Rodiah menyebut, bahan makanan tersebut berasal dari para donatur, yang bersimpati kepada warga Desa Wadas. Setelah nasi beserta lauk-pauk dibungkus, masing-masing dimasukkan ke dalam kantong plastik. Kemudian, dibagikan kepada warga desa, juga kepada para tamu desa, yang berdatangan setelah insiden Desa Wadas, pada Selasa, 8 Februari 2022 lalu.
Dengan mata berbinar, Rodiah menuturkan, "Memasak bersama, makan bersama, serta berbagi makanan kepada tamu desa, membuat perasaan kami lega." Sebagai warga asli Desa Wadas, Rodiah mengungkapkan, warga desa selama ini guyub, memiliki jalinan silaturahmi yang erat. Saling sapa, saling mengunjungi, sekaligus saling tolong-menolong.
Seingat Rodiah, sejak konstruksi proyek Bendungan Bener dimulai pada tahun 2018, lalu-lintas orang luar Desa Wadas, makin lama makin meningkat.

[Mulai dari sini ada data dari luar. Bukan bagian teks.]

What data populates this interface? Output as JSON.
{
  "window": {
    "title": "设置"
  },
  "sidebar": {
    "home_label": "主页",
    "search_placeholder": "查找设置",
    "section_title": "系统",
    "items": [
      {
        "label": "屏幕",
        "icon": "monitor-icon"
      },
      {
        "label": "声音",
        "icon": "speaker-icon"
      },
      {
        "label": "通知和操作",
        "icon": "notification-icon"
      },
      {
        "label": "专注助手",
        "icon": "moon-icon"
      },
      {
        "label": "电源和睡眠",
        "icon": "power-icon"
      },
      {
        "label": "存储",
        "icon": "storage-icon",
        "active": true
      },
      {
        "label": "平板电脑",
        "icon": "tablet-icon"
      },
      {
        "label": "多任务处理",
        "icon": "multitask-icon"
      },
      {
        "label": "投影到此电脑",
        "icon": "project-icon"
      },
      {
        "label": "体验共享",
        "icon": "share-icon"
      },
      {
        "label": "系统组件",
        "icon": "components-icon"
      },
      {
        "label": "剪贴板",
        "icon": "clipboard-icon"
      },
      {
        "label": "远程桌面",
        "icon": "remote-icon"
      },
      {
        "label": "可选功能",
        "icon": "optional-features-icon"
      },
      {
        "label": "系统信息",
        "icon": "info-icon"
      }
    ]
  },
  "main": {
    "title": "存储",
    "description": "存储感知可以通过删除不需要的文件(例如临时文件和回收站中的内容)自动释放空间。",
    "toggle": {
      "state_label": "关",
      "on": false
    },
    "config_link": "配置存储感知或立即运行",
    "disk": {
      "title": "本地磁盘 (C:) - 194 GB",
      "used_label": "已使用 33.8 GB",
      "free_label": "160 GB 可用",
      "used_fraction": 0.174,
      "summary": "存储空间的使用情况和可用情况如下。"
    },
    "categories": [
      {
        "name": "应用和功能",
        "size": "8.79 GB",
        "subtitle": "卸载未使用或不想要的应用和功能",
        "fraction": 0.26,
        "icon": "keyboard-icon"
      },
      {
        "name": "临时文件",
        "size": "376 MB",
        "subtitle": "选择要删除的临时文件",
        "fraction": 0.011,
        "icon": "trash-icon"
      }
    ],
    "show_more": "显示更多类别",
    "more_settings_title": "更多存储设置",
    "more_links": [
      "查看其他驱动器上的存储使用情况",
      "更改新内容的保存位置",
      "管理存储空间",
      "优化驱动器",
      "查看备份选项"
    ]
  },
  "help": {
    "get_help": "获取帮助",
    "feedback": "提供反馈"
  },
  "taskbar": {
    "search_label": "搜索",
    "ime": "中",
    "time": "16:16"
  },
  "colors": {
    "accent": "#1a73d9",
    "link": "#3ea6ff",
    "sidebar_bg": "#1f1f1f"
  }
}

Proyek Bendungan Bener berjarak sekitar 12 kilometer dari Desa Wadas. Interaksi orang luar dengan warga Desa Wadas, mulai terasa berdampak, ketika batu andesit menjadi buah bibir warga.
Rodiah bersama suaminya, menjadi petani di Desa Wadas. Mereka menggarap lahan sekitar 2.000 meter, warisan orangtua Rodiah. Sebagai warga yang lahir, beranak, serta bercucu di Desa Wadas, ia mengenal serta memahami betul karakter tanah desa tersebut.
"Kalau disebut subur, ya lumayan subur. Pohon-pohon keras seperti durian, jati, dan albasia, tumbuh di lahan kami. Tapi, dari pengalaman kami, sayur-sayuran tidak cocok ditanam di Desa Wadas," ujar Rodiah, yang kalau sedang musim durian, menjadi pedagang pengepul durian, dari para warga yang memiliki pohon durian.